Easter: "Responding to Shock"

The Revd Robin Sims-Williams

“Then the disciples returned to their homes…" they returned to their homes and put on a cup of tea? switched on the telly? starred at the ceiling?

How do you react when you’re amazed? When you are shocked? 

A few years ago, we went to India for a couple of months in the summer. Travelling with a 20 month old Iris, we had talked to lots of friends and family who had been before. We had read blogs and guide books. We knew we would never be quite ready for the culture shock, but we felt pretty prepared before we left. When we landed at Bangalore airport and met the ride which the college we were visiting had arranged for us, we realised we were completely unprepared. As our bags and buggy were launched onto the roof of the small hatchback and the three of us squeezed into the back seats, I desperately searched for seat belts in the back seat while the driver swerved between trees and oncoming traffic. Meanwhile he was turning around to motion to us not to worry.

By the time we had checked into our room and sat down we were in complete shock - way more than we expected. In the first week we were there we took things very slowly - we would go out and do something each day, but needed to go back to our room and re-integrate our reality each day. As our time went on it was through our relationships with my fellow students and their families that we became integrated into the place we were living.

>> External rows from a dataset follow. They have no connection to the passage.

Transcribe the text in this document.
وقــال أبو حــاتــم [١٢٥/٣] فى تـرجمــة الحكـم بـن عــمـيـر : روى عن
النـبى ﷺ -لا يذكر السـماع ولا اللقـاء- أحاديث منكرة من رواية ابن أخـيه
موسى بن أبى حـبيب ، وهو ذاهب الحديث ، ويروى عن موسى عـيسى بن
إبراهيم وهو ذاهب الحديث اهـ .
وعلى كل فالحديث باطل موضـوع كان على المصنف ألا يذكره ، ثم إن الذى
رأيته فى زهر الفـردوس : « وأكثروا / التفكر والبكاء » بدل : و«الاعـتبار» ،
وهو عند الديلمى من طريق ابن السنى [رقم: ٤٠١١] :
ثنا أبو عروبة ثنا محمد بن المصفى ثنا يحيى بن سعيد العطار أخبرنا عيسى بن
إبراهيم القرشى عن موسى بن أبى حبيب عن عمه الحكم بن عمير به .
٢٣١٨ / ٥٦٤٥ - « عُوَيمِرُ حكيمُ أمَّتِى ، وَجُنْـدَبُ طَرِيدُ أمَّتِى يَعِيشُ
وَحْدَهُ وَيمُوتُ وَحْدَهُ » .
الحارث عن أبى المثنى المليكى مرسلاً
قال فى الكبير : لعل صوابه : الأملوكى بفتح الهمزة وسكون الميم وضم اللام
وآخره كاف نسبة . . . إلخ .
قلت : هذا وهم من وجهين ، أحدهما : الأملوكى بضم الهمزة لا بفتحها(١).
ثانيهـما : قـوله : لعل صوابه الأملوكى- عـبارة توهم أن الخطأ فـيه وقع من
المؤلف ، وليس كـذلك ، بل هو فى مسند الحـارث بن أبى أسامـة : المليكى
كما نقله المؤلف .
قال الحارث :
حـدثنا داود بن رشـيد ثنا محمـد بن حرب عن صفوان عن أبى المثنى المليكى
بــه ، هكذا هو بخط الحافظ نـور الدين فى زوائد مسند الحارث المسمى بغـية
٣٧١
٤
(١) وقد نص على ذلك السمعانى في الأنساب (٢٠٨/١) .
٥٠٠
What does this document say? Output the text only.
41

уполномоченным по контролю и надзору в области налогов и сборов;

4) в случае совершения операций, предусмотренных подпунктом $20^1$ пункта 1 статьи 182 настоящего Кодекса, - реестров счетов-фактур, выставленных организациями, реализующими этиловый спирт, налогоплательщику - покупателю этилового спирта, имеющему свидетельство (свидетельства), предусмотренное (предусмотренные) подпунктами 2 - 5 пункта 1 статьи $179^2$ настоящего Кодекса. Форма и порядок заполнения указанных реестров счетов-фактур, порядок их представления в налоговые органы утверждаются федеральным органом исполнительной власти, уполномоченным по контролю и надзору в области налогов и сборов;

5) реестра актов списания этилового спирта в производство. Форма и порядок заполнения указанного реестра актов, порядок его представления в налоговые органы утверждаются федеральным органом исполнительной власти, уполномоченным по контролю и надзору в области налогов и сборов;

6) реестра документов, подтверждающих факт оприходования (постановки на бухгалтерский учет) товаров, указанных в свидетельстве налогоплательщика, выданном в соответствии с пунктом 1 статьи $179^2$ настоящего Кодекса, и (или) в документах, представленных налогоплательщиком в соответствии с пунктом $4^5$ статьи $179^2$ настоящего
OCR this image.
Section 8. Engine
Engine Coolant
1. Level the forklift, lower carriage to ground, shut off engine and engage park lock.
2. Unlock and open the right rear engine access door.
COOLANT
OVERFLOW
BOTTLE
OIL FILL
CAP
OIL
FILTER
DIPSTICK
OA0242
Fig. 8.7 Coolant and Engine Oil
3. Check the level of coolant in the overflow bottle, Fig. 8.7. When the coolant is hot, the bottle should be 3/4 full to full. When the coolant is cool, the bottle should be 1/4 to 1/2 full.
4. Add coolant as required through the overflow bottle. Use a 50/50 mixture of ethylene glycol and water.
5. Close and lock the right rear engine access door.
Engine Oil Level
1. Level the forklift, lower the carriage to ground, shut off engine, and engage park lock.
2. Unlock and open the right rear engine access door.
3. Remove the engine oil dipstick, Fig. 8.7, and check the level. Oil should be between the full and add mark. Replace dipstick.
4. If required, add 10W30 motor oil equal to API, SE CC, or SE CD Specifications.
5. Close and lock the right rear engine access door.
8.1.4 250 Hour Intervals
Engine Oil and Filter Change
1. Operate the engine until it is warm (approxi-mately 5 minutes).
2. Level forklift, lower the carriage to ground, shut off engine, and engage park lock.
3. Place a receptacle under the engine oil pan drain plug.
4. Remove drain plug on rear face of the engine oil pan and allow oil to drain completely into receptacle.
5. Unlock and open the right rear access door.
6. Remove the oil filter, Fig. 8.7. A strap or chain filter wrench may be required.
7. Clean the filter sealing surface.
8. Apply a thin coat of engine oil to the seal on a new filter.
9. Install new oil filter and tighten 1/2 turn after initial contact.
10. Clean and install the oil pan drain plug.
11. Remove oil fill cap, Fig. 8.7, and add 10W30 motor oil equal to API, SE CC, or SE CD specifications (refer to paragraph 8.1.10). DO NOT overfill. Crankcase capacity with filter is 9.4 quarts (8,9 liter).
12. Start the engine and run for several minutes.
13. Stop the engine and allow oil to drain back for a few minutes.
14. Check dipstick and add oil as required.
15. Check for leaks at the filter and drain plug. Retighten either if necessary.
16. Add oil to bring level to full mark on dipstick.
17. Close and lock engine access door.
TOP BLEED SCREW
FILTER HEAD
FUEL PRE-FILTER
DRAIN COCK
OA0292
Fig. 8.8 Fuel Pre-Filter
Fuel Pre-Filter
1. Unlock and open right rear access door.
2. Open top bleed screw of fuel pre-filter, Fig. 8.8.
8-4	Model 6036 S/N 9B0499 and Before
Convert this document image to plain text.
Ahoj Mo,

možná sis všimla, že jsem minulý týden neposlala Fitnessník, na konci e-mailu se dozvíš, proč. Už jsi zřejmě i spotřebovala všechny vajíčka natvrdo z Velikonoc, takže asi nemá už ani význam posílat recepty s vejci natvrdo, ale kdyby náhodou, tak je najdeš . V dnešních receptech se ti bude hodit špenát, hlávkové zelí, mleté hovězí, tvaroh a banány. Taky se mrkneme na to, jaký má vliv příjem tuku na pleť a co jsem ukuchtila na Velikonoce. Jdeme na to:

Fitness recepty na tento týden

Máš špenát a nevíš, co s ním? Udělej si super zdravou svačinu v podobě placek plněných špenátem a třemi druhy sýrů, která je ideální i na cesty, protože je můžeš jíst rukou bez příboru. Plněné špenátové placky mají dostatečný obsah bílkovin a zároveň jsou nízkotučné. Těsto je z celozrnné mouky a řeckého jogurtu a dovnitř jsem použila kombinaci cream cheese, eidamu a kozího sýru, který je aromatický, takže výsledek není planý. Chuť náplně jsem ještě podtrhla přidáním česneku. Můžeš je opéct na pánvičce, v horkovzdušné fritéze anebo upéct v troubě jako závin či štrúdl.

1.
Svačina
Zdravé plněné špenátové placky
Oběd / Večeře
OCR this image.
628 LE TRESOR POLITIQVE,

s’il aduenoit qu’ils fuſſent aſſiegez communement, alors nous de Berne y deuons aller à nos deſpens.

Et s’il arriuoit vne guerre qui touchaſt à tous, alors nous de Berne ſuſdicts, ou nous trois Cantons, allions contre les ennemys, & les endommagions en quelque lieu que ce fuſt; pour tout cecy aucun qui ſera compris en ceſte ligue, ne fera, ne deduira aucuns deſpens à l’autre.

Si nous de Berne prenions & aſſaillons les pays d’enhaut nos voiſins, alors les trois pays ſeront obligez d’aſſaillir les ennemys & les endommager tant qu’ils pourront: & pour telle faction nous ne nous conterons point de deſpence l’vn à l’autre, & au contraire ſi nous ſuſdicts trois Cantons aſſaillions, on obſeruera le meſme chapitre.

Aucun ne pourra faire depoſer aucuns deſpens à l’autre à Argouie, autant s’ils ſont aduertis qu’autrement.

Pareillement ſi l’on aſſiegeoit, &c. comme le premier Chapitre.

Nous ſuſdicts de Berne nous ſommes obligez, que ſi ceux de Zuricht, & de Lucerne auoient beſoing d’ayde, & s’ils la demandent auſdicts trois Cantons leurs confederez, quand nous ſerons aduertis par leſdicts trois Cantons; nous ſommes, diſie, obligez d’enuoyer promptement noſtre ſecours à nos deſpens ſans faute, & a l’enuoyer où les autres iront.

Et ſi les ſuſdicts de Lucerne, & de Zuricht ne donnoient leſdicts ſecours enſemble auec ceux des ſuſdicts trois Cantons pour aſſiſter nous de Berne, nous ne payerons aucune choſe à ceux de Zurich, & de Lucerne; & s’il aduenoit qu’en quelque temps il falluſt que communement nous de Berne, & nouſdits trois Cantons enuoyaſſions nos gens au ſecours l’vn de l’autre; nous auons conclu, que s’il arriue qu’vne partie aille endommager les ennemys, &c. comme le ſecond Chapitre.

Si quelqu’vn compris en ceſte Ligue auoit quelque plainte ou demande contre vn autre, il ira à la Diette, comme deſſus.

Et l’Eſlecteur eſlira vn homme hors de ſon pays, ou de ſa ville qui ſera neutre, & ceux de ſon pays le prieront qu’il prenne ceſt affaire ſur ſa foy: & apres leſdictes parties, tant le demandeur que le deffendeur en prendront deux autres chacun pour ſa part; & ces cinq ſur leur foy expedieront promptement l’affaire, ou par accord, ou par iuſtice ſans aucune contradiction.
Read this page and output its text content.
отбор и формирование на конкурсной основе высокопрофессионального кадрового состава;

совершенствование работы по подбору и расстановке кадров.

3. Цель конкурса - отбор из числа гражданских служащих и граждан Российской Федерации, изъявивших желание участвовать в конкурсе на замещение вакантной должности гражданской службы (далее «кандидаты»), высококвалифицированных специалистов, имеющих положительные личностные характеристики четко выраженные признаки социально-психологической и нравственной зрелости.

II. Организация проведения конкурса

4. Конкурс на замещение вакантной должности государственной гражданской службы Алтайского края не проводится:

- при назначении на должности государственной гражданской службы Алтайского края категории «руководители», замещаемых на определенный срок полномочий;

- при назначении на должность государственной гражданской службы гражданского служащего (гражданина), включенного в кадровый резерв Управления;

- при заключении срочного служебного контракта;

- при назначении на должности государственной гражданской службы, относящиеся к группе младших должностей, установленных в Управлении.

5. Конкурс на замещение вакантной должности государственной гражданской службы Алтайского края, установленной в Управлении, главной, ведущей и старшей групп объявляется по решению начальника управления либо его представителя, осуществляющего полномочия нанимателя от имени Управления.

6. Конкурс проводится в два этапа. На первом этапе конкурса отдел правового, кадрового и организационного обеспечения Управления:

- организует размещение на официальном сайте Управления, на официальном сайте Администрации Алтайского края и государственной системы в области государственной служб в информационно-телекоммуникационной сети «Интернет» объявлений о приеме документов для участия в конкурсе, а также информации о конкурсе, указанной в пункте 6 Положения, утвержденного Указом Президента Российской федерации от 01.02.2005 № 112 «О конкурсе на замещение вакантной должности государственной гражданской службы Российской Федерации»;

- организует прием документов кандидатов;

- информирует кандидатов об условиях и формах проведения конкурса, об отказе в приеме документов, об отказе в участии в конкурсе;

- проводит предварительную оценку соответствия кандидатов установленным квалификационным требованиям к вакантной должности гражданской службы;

Jesus’ resurrection is the most significant, defining moments of the Christian story. The symbols of new-life - chicks bursting from eggs, little bunnies bounding about - are so common place to us now the average person probably doesn’t really understand why we use them. Crosses are now so synonymous with emergency help, healthcare, first-aid and hospitals, we need reminding of the terror of the cross in films like Mel Gibson’s The Passion of Christ, before we can understand the enormity of it’s rebranding.

It is the kind of terror that we saw this week in Brussels, or that the Syrian people have seen in the last decade of war, which the cross truly acknowledges. And yet, the cross has rightly become the sign of hope for a new order, for a new creation, one hinted at by some of the spontaneous responses of love and compassion in the streets of Brussels in the days since those suicide bombings.

Stories need re-telling and re-imagining. Meaning need to be repeated and revisited as we continue to develop an ever deeper understanding, both publicly and individually. Why else has the last decade seen so many film franchise’ restarted or rebooted. From Star Wars to Star Trek, Superman to Doctor Who, The Pink Panther to Bond. It’s not just about studios cashing in on good stories that are worth retelling. Going back and polishing up these old characters with new technology, updating them for developments in social values and style is worth doing because it enables us to revisit the heroes and values which made us what we are and shape who we will become.

Whatever your politics, whatever your judgements on his motives, Ian Duncan Smith’s reminder to his own government about the need for any government to keep in mind those who are least able to speak up for themselves, regardless of whether they are likely to vote for you, is another example of the importance of repeating our values when we’ve gone astray. But without the respect of his party, would anything he said have had any impact - it is the relationship which is at the core to the story.

The Good News of Jesus’ Resurrection is timeless, it is literally outside time. Both tangible and mysterious, material and spiritual. The disciples, unsure what they’ve seen, go home. Mary, in shock and dismay, sits weeping in the garden, unable to see what is in front of her.

But the resurrection is a story of hope. Like Superman and Doctor Who, this character, both Alien and familiar, Divine and human reminds us to have hope for what we can become. The implications of the resurrection weren’t understood overnight. The implications of the resurrection aren’t fully understood now. We are, like the disciples, still trying to understand what the resurrection means for each of us.

The resurrected Christ, is living and eternal, never becoming ‘out of date’ even if the religion which worships him can seem to be slow to stay current. It is that we are constantly finding new depths to the Christian story as it becomes part of our lives, rather than that we are introducing new values to it. Gender equality, LBGTI rights, care for God’s creation, care for the oppressed and the imprisoned were all there before we understood that they were. We need to continue to struggle with the true meaning of the resurrection we celebrate here today, and learn to recognise it when it comes into view.

The success of the film franchise reboot is always dependent on the relationship of the loved characters to the audience. If the next Bond, rumoured to be Tom Hiddleston, isn’t the character we know and love, with his charm and wit and ability to convince us that he is the good guy no matter what he does.

It’s the person of Jesus that Mary eventually recognises. It’s his character, his concern for her, his passionate love for us all that we can recognise the resurrection for what it is. It’s not always easy to see the Resurrected Jesus. It is in the Christ that we find in each one of us this day that we can begin to see the possibility that the resurrection to eternal life offers.